Vue de l'exposition «Boogy Show» au Tracé Centre du Graphisme

Vue de l'exposition «Boogy Show» au Tracé Centre du Graphisme - Échirolles © Jean-Philippe Bretin.

Entretien croisé avec Julien Priez, créateur de caractères, Jean-Philippe Bretin, designer, enseignant et commissaire de l'exposition, Nils Paubel, réalisateur et Antoine Stevenot, designer graphique et membre du studio Spassky Fischer, à l'occasion de l'exposition « Boogy Show » qui se déroule au Tracé Centre du Graphisme à Échirolles du 1er mars au 16 juillet 2023.

Julien Priez, votre pratique est à la fois liée à la création de caractères de labeur qui intègre la gestion de micro-détails, mais elle s'inscrit également dans des formats imposants, comment gérez-vous ces différences d'échelle ?

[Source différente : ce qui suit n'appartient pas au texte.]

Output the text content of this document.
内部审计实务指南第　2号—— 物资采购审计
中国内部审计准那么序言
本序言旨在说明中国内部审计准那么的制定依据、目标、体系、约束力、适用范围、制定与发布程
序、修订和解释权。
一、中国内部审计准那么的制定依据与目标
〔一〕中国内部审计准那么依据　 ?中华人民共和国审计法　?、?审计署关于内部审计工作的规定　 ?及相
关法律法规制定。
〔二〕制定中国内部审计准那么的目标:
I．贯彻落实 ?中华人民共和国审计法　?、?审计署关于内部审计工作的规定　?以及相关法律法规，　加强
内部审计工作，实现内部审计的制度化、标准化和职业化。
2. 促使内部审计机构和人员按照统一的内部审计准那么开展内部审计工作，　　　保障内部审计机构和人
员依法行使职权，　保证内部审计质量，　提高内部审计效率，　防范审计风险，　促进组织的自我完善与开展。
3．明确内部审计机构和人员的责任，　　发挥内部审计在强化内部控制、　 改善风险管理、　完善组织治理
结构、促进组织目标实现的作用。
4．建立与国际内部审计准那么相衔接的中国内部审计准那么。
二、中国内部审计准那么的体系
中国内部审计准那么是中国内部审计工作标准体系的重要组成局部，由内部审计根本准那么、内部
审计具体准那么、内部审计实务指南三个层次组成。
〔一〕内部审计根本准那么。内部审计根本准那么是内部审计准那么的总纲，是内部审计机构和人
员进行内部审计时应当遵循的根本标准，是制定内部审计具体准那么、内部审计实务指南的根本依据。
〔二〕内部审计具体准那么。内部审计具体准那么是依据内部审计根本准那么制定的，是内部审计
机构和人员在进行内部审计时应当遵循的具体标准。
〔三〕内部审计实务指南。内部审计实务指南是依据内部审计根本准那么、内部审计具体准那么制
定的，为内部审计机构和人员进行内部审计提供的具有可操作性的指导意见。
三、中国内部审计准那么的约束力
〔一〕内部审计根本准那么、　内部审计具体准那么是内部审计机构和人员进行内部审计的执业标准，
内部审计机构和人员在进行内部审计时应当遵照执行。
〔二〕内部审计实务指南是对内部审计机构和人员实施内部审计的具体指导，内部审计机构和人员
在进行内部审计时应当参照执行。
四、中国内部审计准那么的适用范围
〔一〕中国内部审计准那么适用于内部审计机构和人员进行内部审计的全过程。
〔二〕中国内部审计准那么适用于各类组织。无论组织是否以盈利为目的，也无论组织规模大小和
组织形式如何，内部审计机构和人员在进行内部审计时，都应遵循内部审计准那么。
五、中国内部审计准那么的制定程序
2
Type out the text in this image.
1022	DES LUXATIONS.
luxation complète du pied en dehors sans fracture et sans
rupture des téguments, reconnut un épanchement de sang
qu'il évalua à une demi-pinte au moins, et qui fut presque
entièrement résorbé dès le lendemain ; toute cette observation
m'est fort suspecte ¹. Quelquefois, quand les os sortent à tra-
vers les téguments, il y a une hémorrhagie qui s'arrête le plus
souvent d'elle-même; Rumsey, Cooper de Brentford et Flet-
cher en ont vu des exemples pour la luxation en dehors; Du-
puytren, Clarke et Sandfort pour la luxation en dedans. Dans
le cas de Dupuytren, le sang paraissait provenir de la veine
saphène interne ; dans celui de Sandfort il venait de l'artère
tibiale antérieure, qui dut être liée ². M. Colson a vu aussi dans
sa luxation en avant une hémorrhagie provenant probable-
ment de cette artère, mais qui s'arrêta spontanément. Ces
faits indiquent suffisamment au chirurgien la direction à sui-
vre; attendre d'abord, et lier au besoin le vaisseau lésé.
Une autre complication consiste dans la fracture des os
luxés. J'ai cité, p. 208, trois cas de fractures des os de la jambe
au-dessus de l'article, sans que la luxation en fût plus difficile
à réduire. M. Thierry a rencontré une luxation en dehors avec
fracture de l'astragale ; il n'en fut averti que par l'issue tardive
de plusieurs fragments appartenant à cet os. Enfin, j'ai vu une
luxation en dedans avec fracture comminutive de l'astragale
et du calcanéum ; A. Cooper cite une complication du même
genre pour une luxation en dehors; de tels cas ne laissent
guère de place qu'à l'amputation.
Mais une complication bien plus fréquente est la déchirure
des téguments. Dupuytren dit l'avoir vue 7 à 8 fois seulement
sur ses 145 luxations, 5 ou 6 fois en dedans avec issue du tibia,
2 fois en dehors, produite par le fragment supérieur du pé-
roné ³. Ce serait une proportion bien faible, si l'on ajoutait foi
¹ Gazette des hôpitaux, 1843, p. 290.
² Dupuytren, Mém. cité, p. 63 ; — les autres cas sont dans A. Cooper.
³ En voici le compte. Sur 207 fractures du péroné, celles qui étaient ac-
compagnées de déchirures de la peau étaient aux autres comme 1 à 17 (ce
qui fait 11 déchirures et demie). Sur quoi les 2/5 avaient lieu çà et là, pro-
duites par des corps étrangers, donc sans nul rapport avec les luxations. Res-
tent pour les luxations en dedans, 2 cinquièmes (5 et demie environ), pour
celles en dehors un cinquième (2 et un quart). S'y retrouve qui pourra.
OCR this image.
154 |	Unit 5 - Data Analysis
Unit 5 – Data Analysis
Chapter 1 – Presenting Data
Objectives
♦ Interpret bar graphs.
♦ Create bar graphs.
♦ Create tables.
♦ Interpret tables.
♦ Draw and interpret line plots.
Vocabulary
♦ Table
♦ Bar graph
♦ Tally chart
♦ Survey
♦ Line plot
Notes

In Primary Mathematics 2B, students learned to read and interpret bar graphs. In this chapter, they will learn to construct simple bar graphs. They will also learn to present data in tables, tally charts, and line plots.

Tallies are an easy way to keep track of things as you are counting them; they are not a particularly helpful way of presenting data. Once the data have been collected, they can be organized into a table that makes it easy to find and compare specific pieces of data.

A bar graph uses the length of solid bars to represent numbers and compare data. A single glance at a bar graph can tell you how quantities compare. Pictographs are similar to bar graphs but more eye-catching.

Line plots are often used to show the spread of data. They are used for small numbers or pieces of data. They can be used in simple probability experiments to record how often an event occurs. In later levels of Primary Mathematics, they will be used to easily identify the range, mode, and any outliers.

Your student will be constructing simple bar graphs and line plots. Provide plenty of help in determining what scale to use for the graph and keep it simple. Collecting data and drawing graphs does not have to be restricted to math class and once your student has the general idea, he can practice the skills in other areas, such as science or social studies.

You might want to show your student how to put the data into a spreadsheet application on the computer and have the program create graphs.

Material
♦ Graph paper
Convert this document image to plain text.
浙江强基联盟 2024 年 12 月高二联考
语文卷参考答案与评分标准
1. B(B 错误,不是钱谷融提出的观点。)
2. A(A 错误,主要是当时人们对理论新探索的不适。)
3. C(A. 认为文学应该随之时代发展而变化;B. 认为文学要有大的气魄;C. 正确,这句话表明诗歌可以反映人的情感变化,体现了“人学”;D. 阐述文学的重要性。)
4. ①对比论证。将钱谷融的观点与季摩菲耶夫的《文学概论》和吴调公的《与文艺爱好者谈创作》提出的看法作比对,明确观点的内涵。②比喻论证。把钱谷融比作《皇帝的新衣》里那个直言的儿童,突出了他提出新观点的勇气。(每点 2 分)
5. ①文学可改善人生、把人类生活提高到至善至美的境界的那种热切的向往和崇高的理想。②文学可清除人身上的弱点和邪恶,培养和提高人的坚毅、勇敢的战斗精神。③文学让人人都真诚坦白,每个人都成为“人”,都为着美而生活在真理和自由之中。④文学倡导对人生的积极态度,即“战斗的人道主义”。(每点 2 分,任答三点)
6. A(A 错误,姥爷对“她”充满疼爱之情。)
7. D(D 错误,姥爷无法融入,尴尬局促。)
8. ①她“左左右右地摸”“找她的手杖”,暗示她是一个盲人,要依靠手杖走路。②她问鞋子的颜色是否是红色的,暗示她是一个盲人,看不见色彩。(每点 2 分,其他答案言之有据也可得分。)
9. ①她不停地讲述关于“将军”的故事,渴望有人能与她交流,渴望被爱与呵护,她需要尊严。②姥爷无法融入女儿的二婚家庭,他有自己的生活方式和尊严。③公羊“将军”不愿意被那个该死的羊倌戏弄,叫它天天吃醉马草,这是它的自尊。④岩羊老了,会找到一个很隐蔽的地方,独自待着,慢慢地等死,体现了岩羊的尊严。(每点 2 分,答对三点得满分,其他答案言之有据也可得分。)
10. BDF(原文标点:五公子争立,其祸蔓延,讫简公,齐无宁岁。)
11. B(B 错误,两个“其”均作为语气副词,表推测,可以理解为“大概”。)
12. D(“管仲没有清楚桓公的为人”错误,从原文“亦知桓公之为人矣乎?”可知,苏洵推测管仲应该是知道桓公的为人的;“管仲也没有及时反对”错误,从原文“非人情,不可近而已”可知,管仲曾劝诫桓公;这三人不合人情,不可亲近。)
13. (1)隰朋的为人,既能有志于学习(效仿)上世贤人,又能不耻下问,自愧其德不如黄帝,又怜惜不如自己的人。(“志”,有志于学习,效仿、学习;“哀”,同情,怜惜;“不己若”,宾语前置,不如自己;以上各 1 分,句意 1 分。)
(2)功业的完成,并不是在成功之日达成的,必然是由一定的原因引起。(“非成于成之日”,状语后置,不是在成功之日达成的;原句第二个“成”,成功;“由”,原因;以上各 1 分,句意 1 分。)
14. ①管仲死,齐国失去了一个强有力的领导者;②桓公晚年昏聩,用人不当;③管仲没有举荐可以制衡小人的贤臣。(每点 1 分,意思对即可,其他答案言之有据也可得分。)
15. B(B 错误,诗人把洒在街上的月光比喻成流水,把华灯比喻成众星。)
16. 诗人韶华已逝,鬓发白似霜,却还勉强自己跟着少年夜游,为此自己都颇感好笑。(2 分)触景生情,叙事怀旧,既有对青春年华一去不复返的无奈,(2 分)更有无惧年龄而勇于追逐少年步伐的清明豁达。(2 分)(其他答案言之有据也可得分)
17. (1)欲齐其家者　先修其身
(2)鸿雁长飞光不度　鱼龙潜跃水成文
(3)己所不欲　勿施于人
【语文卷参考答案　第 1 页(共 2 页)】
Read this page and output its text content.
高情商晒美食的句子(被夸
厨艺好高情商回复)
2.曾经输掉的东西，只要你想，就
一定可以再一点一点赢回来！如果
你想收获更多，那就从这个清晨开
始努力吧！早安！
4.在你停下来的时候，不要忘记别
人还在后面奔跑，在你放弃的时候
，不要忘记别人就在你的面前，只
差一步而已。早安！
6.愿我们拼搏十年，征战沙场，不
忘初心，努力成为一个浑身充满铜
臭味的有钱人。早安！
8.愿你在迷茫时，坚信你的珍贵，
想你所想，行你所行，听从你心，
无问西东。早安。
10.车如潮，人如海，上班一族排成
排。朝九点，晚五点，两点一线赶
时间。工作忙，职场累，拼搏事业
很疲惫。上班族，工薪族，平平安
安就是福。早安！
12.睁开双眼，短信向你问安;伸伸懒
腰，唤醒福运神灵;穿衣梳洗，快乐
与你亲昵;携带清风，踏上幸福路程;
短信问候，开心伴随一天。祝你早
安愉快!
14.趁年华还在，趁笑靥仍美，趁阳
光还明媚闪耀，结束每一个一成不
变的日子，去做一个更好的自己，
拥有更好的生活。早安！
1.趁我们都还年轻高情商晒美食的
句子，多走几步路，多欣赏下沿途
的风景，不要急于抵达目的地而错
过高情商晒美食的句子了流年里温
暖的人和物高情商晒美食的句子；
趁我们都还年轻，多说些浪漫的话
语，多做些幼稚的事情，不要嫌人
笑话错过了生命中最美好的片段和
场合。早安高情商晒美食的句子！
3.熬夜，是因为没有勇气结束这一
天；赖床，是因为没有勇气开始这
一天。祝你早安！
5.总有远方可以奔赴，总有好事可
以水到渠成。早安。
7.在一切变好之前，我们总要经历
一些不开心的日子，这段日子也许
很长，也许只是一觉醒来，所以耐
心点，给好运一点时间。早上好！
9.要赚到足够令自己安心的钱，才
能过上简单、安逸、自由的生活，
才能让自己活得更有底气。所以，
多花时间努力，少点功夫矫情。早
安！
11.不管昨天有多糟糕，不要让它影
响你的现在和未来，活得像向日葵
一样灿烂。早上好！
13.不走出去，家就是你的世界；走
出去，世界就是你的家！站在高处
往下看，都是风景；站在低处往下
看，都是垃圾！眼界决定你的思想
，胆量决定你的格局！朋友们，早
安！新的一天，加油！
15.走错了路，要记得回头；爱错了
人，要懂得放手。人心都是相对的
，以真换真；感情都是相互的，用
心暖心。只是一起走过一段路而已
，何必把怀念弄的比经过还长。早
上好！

Nous sommes entourés de textes dont la typographie varie selon le support, allant du livre de poche au camion. Cette omniprésence la transforme en un bien commun, mais elle est souvent ignorée. Si nous ne prêtons pas attention à ces lettres, nous pourrions facilement oublier qu'elles ont été dessinées par quelqu'un. Cette situation est tout à fait normale, elle incite les dessinateurs de caractères à se poser deux questions fondamentales : le format (micro et macro) et la visibilité (de la discipline et de l'auteur) dans un marché saturé. Ces contraintes influencent mes formes ainsi que ma démarche artistique. La police de caractères Boogy Brut en est un exemple. La typographie est le fruit d'une longue évolution de l'écriture. Les paramètres qui influencent la structure des lettres sont : la technologie (l'outil, le contexte), l'époque (la politique, l’environnement), la culture (l'art, la langue) et l’individu (l’artiste).Ces facteurs sont interdépendants et doivent être analysés pour comprendre cette discipline, comme un dessinateur étudie les modèles vivants ou un pianiste pratique ses gammes. Observant la diversité des outils et des structures des lettres, j'adopte une posture d'étude continue plutôt que de devoir choisir entre une technique ou une autre. Je me les suis ainsi approprié, en assumant ce que les outils me permettent de dessiner. La scénographie de l’exposition présente cette posture au public.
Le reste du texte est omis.